Peran Guru: Pahlawan di Balik Layar
Apresiasi tinggi juga diberikan Irfansyah kepada para guru. Menurutnya, keberhasilan kegiatan ini nggak lepas dari kerja keras para pendidik yang rela meluangkan waktu, tenaga, dan pikiran demi anak didiknya.
Guru bukan hanya mengajarkan teori di kelas, tapi juga hadir di lapangan untuk memastikan siswa tumbuh sehat secara fisik maupun mental.
“Guru punya peran vital. Mereka bukan cuma mengajarkan matematika atau IPA, tapi juga menanamkan semangat sportivitas dan nilai hidup lewat olahraga,” jelas Irfansyah.
Generasi Tangguh, Harapan Kotim
Harapan besar pun disampaikan di akhir acara. Irfansyah ingin agar kegiatan olahraga pelajar seperti ini terus dilaksanakan secara rutin. Menurutnya, olahraga adalah bagian penting dalam membentuk generasi Kotim yang cerdas di kelas, sehat jasmani, tangguh mental, dan berkarakter kuat.
“Bayangkan kalau anak-anak kita semua punya semangat pantang menyerah dan disiplin tinggi yang mereka dapat dari olahraga. Kotim bakal punya generasi yang luar biasa,” pungkasnya penuh semangat.

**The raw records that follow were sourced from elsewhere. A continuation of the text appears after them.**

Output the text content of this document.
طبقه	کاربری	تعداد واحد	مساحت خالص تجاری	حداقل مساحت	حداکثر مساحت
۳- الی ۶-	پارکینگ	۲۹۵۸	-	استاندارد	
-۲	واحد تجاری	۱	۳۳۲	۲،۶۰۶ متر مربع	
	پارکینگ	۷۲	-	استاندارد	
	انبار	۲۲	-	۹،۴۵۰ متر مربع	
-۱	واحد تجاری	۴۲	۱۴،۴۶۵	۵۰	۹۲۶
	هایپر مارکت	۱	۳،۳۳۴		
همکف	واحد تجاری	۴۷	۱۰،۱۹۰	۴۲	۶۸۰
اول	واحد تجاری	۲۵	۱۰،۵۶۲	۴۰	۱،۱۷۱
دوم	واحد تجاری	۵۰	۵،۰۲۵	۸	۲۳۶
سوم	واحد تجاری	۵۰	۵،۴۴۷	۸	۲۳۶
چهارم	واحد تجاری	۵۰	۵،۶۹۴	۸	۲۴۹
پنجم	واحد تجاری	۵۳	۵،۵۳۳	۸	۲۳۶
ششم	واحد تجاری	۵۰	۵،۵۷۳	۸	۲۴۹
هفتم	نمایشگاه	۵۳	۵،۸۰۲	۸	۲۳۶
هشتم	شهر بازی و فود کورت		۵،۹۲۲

Bukti Proses Dan Bentuk Mentalitas
Dari lapangan, kita bisa belajar bahwa olahraga bukan sekadar soal keringat atau trofi. Ini tentang proses, nilai hidup, dan mentalitas yang terbentuk.

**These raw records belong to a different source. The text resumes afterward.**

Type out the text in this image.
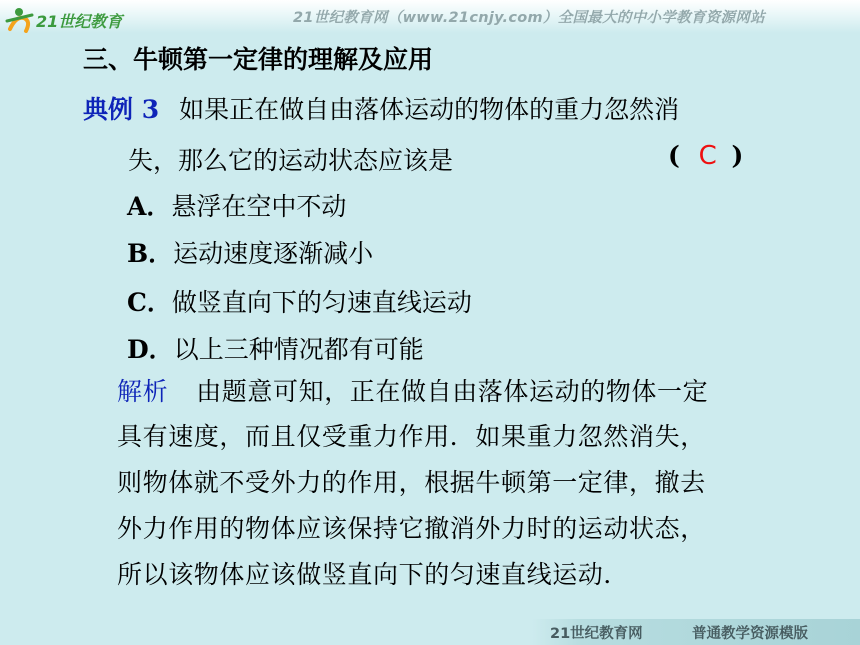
21世纪教育	21世纪教育网（www.21cnjy.com）全国最大的中小学教育资源网站
三、牛顿第一定律的理解及应用
典例 3 如果正在做自由落体运动的物体的重力忽然消
失，那么它的运动状态应该是	( C )
A．悬浮在空中不动
B．运动速度逐渐减小
C．做竖直向下的匀速直线运动
D．以上三种情况都有可能
解析 由题意可知，正在做自由落体运动的物体一定
具有速度，而且仅受重力作用．如果重力忽然消失，
则物体就不受外力的作用，根据牛顿第一定律，撤去
外力作用的物体应该保持它撤消外力时的运动状态，
所以该物体应该做竖直向下的匀速直线运动．
21世纪教育网	普通教学资源模版
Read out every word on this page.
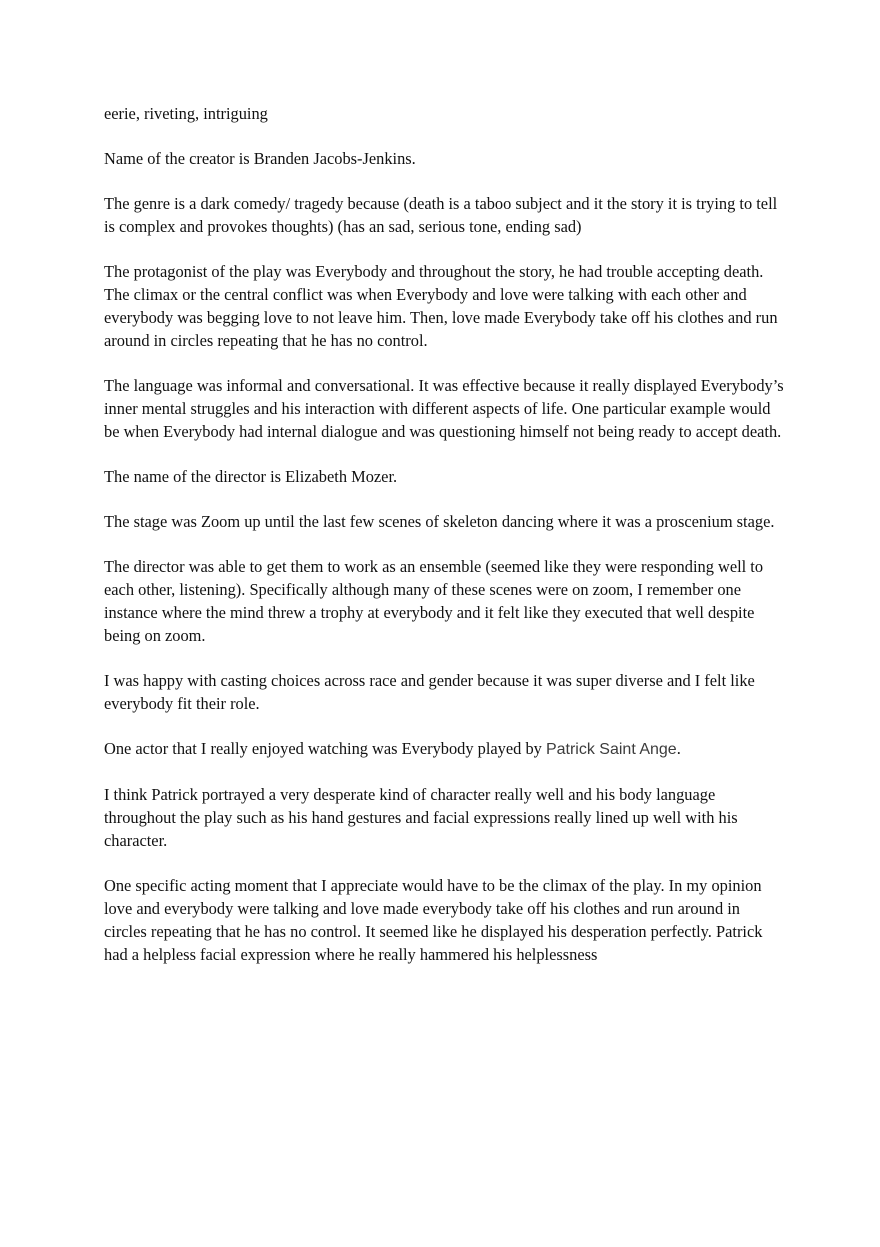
eerie, riveting, intriguing

Name of the creator is Branden Jacobs-Jenkins.

The genre is a dark comedy/ tragedy because (death is a taboo subject and it the story it is trying to tell is complex and provokes thoughts) (has an sad, serious tone, ending sad)

The protagonist of the play was Everybody and throughout the story, he had trouble accepting death. The climax or the central conflict was when Everybody and love were talking with each other and everybody was begging love to not leave him. Then, love made Everybody take off his clothes and run around in circles repeating that he has no control.

The language was informal and conversational. It was effective because it really displayed Everybody’s inner mental struggles and his interaction with different aspects of life. One particular example would be when Everybody had internal dialogue and was questioning himself not being ready to accept death.

The name of the director is Elizabeth Mozer.

The stage was Zoom up until the last few scenes of skeleton dancing where it was a proscenium stage.

The director was able to get them to work as an ensemble (seemed like they were responding well to each other, listening). Specifically although many of these scenes were on zoom, I remember one instance where the mind threw a trophy at everybody and it felt like they executed that well despite being on zoom.

I was happy with casting choices across race and gender because it was super diverse and I felt like everybody fit their role.

One actor that I really enjoyed watching was Everybody played by Patrick Saint Ange.

I think Patrick portrayed a very desperate kind of character really well and his body language throughout the play such as his hand gestures and facial expressions really lined up well with his character.

One specific acting moment that I appreciate would have to be the climax of the play. In my opinion love and everybody were talking and love made everybody take off his clothes and run around in circles repeating that he has no control. It seemed like he displayed his desperation perfectly. Patrick had a helpless facial expression where he really hammered his helplessness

Bagi anak muda, pesan ini relevan banget: kalau mau sukses, jangan cuma fokus di kelas, tapi juga latih diri lewat pengalaman nyata seperti olahraga.
Karena pada akhirnya, juara sejati bukan hanya mereka yang menang di pertandingan, tapi juga yang mampu bertahan, bangkit, dan terus berproses dalam kehidupan.